When Lipa came home, the cattle had not gone to pasture yet: everyone was asleep. She sat on the porch and waited. The old man was the first to come out; he understood at once, from the first glance, what had happened, and for a long time could not say a word, but only smacked his lips.

“Eh, Lipa,” he said, “you didn’t take care of my grandson …”

Varvara was awakened. She clasped her hands and burst into sobs, and they immediately began laying the child out.

“And he was such a pretty little boy …” she kept saying. “Oh, tush, tush … One little boy you had, and you didn’t take care of him, foolish girl…”

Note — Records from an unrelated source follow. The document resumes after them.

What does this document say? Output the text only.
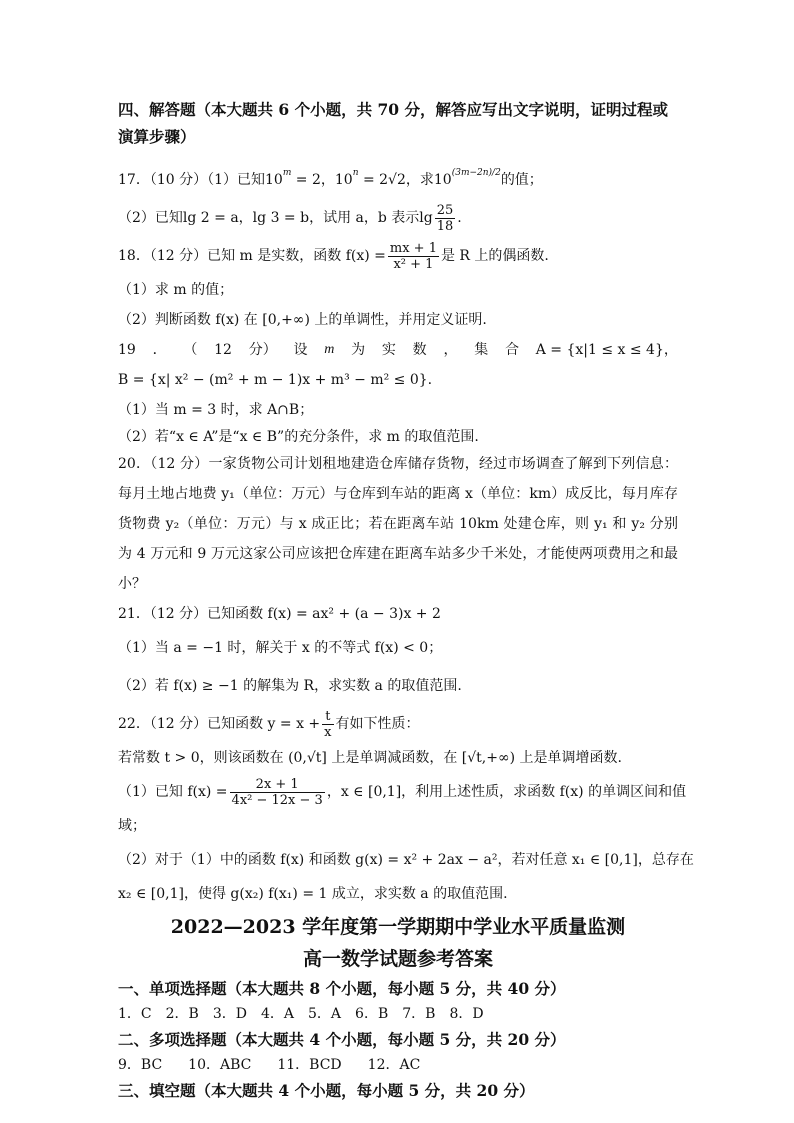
四、解答题（本大题共 6 个小题，共 70 分，解答应写出文字说明，证明过程或
演算步骤）
17．（10 分）（1）已知$10^m = 2$，$10^n = 2√2$，求$10^{(3m-2n)/2}$的值；
（2）已知lg 2 = a，lg 3 = b，试用 a，b 表示$\lg \frac{25}{18}$ .
18．（12 分）已知 m 是实数，函数 $f(x) = \frac{mx + 1}{\text{x² + 1}}$ 是 R 上的偶函数.
（1）求 m 的值；
（2）判断函数 f(x) 在 [0,+∞) 上的单调性，并用定义证明.
19 ． （ 12 分） 设 m 为 实 数 ， 集 合 A = {x|1 ≤ x ≤ 4}，
B = {x| x² − (m² + m − 1)x + m³ − m² ≤ 0}.
（1）当 m = 3 时，求 A∩B；
（2）若“x ∈ A”是“x ∈ B”的充分条件，求 m 的取值范围.
20．（12 分）一家货物公司计划租地建造仓库储存货物，经过市场调查了解到下列信息：每月土地占地费 y₁（单位：万元）与仓库到车站的距离 x（单位：km）成反比，每月库存货物费 y₂（单位：万元）与 x 成正比；若在距离车站 10km 处建仓库，则 y₁ 和 y₂ 分别为 4 万元和 9 万元这家公司应该把仓库建在距离车站多少千米处，才能使两项费用之和最小？
21．（12 分）已知函数 f(x) = ax² + (a − 3)x + 2
（1）当 a = −1 时，解关于 x 的不等式 f(x) < 0；
（2）若 f(x) ≥ −1 的解集为 R，求实数 a 的取值范围.
22．（12 分）已知函数 $y = x + \frac{t}{x}$ 有如下性质：
若常数 t > 0，则该函数在 (0,√t] 上是单调减函数，在 [√t,+∞) 上是单调增函数.
（1）已知 $f(x) = \frac{2x + 1}{\text{4x² − 12x − 3}}$ ，x ∈ [0,1]，利用上述性质，求函数 f(x) 的单调区间和值
域；
（2）对于（1）中的函数 f(x) 和函数 g(x) = x² + 2ax − a²，若对任意 x₁ ∈ [0,1]，总存在
x₂ ∈ [0,1]，使得 g(x₂) f(x₁) = 1 成立，求实数 a 的取值范围.
2022—2023 学年度第一学期期中学业水平质量监测
高一数学试题参考答案
一、单项选择题（本大题共 8 个小题，每小题 5 分，共 40 分）
1．C 2．B 3．D 4．A 5．A 6．B 7．B 8．D
二、多项选择题（本大题共 4 个小题，每小题 5 分，共 20 分）
9．BC 10．ABC 11．BCD 12．AC
三、填空题（本大题共 4 个小题，每小题 5 分，共 20 分）
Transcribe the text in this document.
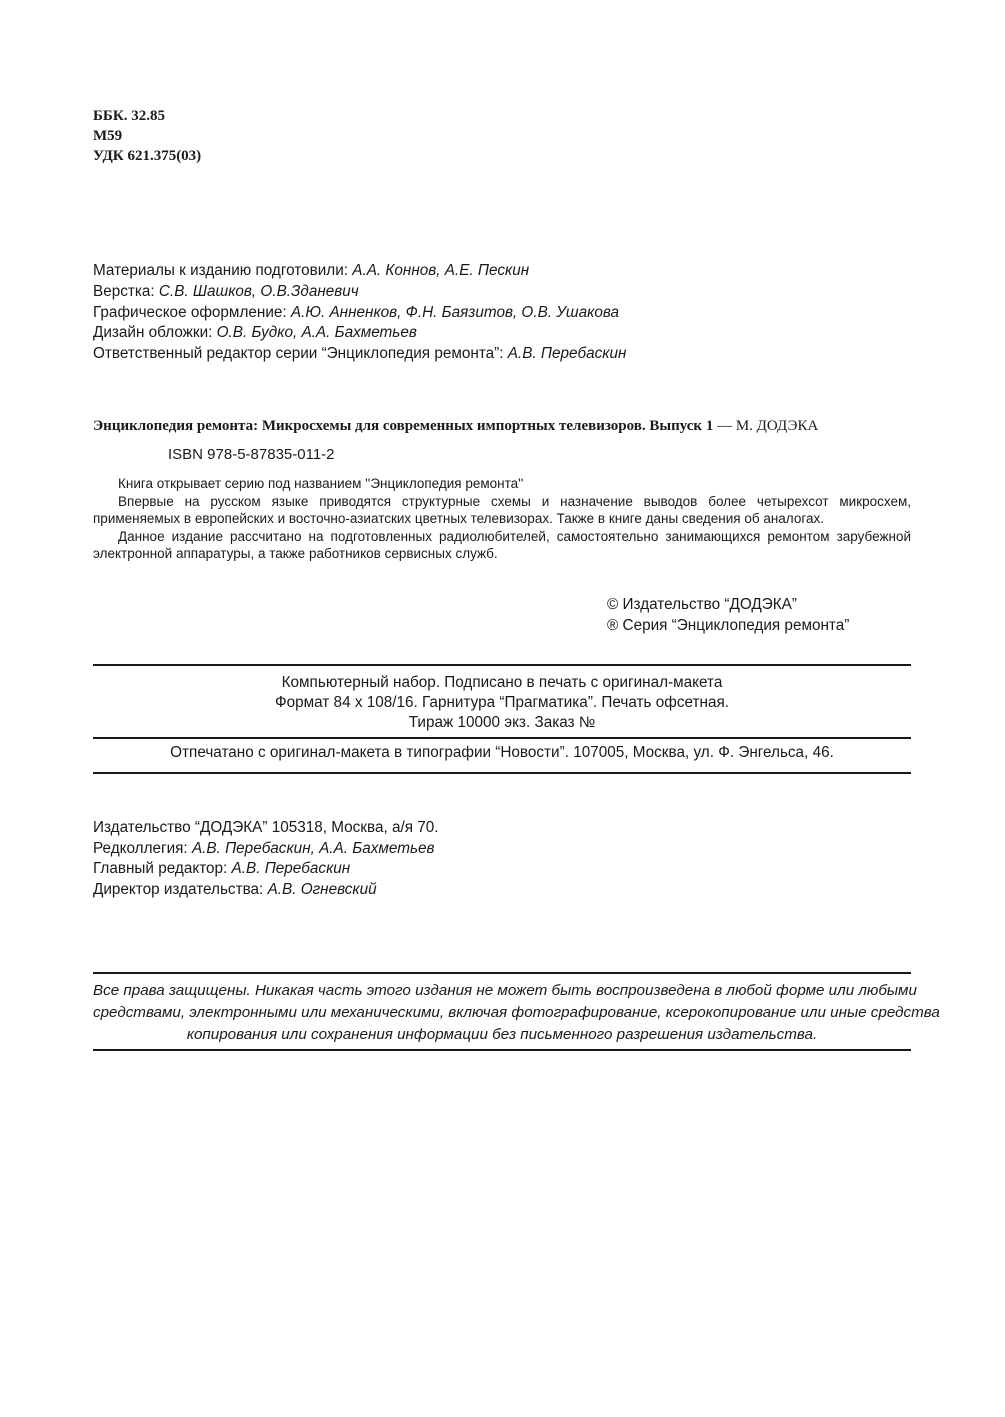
ББК. 32.85
М59
УДК 621.375(03)
Материалы к изданию подготовили: А.А. Коннов, А.Е. Пескин
Верстка: С.В. Шашков, О.В.Зданевич
Графическое оформление: А.Ю. Анненков, Ф.Н. Баязитов, О.В. Ушакова
Дизайн обложки: О.В. Будко, А.А. Бахметьев
Ответственный редактор серии “Энциклопедия ремонта”: А.В. Перебаскин
Энциклопедия ремонта: Микросхемы для современных импортных телевизоров. Выпуск 1 — М. ДОДЭКА
ISBN 978-5-87835-011-2

Книга открывает серию под названием ''Энциклопедия ремонта''

Впервые на русском языке приводятся структурные схемы и назначение выводов более четырехсот микросхем, применяемых в европейских и восточно-азиатских цветных телевизорах. Также в книге даны сведения об аналогах.

Данное издание рассчитано на подготовленных радиолюбителей, самостоятельно занимающихся ремонтом зарубежной электронной аппаратуры, а также работников сервисных служб.

© Издательство “ДОДЭКА”
® Серия “Энциклопедия ремонта”
Компьютерный набор. Подписано в печать с оригинал-макета
Формат 84 х 108/16. Гарнитура “Прагматика”. Печать офсетная.
Тираж 10000 экз. Заказ №
Отпечатано с оригинал-макета в типографии “Новости”. 107005, Москва, ул. Ф. Энгельса, 46.
Издательство “ДОДЭКА” 105318, Москва, а/я 70.
Редколлегия: А.В. Перебаскин, А.А. Бахметьев
Главный редактор: А.В. Перебаскин
Директор издательства: А.В. Огневский
Все права защищены. Никакая часть этого издания не может быть воспроизведена в любой форме или любыми
средствами, электронными или механическими, включая фотографирование, ксерокопирование или иные средства
копирования или сохранения информации без письменного разрешения издательства.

They served a panikhida in the morning and in the evening. The next day was the funeral, and after the funeral the guests and clergy ate a great deal and with such greed as if they had not eaten for a long time. Lipa served at the table, and the priest, raising a fork with a pickled mushroom on it, said to her:

“Don’t grieve over the baby. Of such is the Kingdom of Heaven.”

And only after everyone left did Lipa realize properly that there was no more Nikifor and never would be, realize it and begin to
weep. And she did not know which room to go to in order to weep, because she felt that, after the boy’s death, there was no place for her in this house, that she had no part in it and was superfluous; and the others felt it, too.

“Well, what are you howling here for?” Aksinya suddenly shouted, appearing in the doorway; for the occasion of the funeral she had put on all new clothes and powdered her face. “Shut up!”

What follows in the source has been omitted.